On physical considerations regarding development and validation of Heat Flux Partitioning models: Application to vertical boiling flows simulations
Luc Favre, Catherine Colin, Stéphane Pujet, Stéphane Mimouni
TL;DR
This work addresses the challenge of accurately predicting heat transfer in vertical flow boiling by developing a physically grounded Heat Flux Partitioning framework that explicitly accounts for bubble sliding and coalescence. The authors couple a mechanistic bubble departure/slide model with a lift-off diameter correlation and a comprehensive set of closures for nucleation-site density, wait times, and growth, while introducing a coalescence-driven evaporation contribution and a vapor-conduction term.
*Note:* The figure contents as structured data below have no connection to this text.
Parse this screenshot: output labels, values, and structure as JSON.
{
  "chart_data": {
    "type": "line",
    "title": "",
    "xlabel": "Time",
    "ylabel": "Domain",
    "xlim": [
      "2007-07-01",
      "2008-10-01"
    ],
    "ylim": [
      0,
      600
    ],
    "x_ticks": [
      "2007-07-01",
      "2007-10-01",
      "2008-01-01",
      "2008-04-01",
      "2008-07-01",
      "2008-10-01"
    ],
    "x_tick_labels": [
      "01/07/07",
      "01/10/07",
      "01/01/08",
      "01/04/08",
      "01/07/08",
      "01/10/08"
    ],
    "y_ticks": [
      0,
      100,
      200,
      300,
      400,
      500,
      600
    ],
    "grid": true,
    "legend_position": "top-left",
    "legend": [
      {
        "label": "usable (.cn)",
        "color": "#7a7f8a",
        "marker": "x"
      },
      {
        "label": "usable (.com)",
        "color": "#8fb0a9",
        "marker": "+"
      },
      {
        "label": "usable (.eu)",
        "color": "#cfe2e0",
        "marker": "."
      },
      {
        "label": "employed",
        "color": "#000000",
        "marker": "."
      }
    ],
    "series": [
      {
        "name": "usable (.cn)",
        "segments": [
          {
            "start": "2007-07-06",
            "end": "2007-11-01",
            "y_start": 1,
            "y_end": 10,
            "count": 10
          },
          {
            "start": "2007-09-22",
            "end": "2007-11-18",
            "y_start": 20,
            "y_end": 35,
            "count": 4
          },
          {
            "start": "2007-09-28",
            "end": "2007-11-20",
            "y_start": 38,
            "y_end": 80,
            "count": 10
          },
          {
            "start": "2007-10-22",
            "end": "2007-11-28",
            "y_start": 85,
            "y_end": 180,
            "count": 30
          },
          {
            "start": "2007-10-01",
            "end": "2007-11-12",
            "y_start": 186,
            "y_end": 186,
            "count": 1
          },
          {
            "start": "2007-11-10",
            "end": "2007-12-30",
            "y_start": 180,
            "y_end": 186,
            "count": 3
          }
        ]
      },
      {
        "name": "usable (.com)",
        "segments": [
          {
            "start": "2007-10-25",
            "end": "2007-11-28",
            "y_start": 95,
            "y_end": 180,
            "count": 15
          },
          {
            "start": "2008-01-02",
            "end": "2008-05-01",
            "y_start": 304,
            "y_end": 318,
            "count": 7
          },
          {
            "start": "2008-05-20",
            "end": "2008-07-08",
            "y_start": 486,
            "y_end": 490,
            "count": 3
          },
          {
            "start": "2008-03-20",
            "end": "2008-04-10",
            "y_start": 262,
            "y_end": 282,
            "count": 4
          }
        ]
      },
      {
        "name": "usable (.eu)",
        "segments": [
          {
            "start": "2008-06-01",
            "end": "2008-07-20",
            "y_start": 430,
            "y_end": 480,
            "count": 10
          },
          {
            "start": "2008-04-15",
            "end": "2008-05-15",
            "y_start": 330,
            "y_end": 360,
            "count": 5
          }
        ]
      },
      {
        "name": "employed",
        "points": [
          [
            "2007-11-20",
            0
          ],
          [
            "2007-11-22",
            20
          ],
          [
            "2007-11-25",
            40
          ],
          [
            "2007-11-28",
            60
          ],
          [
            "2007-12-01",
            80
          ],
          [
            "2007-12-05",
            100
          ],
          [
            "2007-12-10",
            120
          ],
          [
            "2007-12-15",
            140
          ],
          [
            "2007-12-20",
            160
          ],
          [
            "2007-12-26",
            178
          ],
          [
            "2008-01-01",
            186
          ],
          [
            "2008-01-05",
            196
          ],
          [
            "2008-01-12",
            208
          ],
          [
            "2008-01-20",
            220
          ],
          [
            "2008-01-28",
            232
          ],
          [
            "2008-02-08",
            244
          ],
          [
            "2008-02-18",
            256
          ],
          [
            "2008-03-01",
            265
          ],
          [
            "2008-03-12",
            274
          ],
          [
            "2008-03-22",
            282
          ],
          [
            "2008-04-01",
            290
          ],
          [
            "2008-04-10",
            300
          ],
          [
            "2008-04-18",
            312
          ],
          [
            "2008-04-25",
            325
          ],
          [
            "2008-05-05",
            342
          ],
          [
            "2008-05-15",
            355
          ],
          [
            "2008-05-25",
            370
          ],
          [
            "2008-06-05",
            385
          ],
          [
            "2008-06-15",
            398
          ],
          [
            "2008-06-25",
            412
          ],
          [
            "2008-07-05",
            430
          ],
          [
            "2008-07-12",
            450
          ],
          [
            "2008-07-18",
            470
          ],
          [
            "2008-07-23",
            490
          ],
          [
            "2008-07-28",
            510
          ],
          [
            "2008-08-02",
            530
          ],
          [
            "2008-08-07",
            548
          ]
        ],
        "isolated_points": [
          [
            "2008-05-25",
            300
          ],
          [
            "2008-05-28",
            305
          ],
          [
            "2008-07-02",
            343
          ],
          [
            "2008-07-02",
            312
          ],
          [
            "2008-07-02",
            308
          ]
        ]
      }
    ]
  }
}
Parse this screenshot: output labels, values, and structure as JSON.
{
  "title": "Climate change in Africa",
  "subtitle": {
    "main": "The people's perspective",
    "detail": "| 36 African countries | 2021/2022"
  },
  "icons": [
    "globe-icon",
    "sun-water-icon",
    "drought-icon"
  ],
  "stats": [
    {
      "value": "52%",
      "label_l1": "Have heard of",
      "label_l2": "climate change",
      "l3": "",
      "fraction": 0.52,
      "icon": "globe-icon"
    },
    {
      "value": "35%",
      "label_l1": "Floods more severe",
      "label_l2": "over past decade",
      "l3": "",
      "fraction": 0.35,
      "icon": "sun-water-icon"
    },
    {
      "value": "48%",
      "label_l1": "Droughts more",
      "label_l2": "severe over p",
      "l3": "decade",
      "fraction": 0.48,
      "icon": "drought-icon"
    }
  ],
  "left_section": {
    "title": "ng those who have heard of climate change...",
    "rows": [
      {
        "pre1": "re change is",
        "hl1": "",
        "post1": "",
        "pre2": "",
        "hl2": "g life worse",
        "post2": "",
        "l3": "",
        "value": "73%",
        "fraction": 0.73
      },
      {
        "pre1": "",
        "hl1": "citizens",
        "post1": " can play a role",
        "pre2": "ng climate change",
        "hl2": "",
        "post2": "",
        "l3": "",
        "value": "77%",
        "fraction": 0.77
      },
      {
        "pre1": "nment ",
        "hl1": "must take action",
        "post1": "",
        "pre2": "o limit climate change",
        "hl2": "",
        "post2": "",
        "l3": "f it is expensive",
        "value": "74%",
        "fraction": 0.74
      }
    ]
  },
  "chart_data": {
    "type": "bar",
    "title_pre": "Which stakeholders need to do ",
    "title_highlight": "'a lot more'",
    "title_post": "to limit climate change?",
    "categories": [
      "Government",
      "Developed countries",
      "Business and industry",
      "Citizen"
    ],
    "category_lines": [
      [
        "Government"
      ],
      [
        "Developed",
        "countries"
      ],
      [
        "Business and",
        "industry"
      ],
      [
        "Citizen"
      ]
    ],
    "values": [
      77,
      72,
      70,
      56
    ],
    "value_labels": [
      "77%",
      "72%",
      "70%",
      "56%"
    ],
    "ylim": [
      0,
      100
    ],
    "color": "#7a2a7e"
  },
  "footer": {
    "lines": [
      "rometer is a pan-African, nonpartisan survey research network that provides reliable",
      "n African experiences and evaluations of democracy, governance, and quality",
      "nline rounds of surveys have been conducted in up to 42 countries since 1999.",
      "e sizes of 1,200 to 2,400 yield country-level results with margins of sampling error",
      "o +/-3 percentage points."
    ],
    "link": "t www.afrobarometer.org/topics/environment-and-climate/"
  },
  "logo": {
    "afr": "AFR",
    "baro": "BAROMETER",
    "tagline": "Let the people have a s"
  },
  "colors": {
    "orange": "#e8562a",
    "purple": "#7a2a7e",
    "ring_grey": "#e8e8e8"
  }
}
A rigorous validation strategy is employed, including detailed comparisons to Kossolapov data and a broad set of wall-heat-flux measurements, revealing that separate validation of closure laws is essential to avoid compensating errors and to reliably capture the partitioning among liquid convection, quenching, evaporation, and dry-wall conduction. The results demonstrate that the proposed framework can outperform traditional models in predicting wall heat flux across varied pressures and conditions, while highlighting remaining sensitivities to the contact angle, hysteresis, and growth constant, and underscoring the need for targeted experiments to further constrain these parameters. The study reinforces the importance of physically consistent, thoroughly validated HFP formulations for reliable CFD simulations of wall boiling and bubble dynamics near heated walls.
Abstract
As part of a critical assessment of wall boiling modeling through Heat Flux Partitioning approach, a new model dedicated to vertical boiling flows is proposed, with a revisited partitioning including a boiling heat flux related to bubble coalescence. Closure laws include a recent model for bubble dynamics, a new correlation for the bubble maximum lift-off diameter, and comprehensive selection of existing models for nucleation site density and bubble wait time. Each formulation are compared to relevant existing data from the literature in order to emphasize the importance of separate validation in such a modeling framework. The whole model is then confronted to detailed wall boiling experiments to simultaneously compare boiling curve predictions along other physical parameters such as boiling time scales (bubble growth, transient conduction, bubble wait), nucleation frequency, or nucleation site density. Finally, validation against wall heat flux measurements in various conditions are used to assess the model accuracy and further discuss the limits of the Heat Flux Partitioning approach.